Penchons nous maintenant sur des campagnes au ton plus léger. Nous allons considérer d’abord la campagne Being – Bulletins.
La campagne se veut très sobre : une enveloppe et un bulletin de vote sur une table avec une déclinaison de message sur un ton plutôt humoristique. On peut noter que plusieurs champs lexicaux sont repris :
– Le vote (1)
– L’écologie (2)
– La contestation (3)
– Le salariat (4,5)
– La mode (6)
De cette façon un échantillon large de la population est représenté et un message est transmis : le vote n’est pas réservé à une catégorie de personnes. Tout le monde peut l’utiliser et il est une chance que l’on n’a pas tous les jours peu importe le domaine dans lequel on se place.

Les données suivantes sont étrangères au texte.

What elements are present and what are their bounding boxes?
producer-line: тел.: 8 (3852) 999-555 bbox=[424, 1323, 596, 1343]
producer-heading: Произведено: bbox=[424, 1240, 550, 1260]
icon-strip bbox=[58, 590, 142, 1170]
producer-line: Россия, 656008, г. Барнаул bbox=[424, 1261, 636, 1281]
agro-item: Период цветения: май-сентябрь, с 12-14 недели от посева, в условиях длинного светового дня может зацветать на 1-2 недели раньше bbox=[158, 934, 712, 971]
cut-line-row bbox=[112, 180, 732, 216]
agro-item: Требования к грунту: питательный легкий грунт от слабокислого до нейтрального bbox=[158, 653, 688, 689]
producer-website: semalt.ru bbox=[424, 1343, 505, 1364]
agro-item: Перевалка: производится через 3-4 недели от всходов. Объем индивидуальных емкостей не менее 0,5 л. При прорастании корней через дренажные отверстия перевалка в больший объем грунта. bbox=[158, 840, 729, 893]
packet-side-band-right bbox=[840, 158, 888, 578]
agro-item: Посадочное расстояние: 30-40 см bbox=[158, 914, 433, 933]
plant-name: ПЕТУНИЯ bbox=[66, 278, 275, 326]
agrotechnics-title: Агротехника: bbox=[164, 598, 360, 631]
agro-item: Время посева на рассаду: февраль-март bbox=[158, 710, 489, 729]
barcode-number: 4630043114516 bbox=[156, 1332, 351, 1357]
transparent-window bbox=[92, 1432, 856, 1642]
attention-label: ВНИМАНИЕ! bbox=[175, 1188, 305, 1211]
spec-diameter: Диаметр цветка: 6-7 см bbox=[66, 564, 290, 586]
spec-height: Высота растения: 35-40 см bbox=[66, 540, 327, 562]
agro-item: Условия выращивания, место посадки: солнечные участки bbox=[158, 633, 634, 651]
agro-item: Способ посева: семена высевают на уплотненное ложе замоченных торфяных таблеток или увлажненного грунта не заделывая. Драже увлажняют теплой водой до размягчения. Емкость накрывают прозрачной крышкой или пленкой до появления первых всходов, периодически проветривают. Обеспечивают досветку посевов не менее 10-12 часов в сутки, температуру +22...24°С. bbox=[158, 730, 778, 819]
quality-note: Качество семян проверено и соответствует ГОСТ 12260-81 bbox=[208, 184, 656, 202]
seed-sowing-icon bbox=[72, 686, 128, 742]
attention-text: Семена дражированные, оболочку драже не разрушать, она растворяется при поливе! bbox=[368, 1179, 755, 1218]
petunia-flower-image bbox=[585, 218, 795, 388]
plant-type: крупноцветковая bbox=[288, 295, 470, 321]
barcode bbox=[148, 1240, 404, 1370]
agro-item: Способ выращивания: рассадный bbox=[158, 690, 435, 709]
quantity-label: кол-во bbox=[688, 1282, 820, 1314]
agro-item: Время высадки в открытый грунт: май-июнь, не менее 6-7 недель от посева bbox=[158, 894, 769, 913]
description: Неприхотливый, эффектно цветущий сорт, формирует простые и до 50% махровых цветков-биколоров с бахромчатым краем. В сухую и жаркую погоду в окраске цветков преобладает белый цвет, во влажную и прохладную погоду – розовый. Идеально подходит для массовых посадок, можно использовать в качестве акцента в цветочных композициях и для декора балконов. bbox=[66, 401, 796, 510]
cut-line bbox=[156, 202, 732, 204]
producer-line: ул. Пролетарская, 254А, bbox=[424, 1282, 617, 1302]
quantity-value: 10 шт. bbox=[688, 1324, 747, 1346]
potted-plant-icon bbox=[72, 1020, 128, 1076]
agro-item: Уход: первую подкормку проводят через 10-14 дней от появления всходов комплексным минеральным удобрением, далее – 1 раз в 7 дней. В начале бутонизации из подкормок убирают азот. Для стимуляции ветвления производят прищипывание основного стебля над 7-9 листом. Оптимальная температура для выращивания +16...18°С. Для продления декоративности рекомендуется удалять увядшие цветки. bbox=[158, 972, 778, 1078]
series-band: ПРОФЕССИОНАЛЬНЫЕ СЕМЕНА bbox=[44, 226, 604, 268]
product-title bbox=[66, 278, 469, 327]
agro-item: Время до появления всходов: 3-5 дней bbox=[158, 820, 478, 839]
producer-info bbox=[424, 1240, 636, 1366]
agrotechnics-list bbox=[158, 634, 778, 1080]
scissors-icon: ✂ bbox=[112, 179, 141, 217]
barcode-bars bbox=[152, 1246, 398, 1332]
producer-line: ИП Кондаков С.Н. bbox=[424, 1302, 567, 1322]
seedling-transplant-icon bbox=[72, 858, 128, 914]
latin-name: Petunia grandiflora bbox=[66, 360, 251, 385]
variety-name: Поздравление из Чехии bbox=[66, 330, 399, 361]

De la même façon, la campagne de l’agence Wunderman – L’entretien d’embauche – joue sur l’inversion des rôles.

Selon eux, « on rappelle aux Français que leur vote les met en position de force, tel un recruteur faisant passer un entretien d’embauche. Et on les encourage à profiter de ce pouvoir ». Et en effet, au travers de ce spot on peut voir pêle-mêle un jeune mais aussi une retraitée ou encore un ouvrier. Chaque facette du poste est mentionné et le spot joue sur les clichés allant jusqu’à faire dire par le jeune à la tête pleine de dreads, élément parfois discriminant lors d’entretiens, que la présentation est un élément déterminant du poste. Une fois encore, cette campagne joue sur la diversité et donne à chacun une voix qui a le même poids.
Je ne vais pas avoir assez de place pour vous décrire en détail le reste de ces campagnes mais je vous invite fortement à vous rendre sur le site de l’AACC où vous les retrouverez toutes, accompagnées d’une explication (pour les agences qui ont souhaité le faire). Bonne visite et peut être que cette démarche en entrainera certains à s’abstenir de s’abstenir.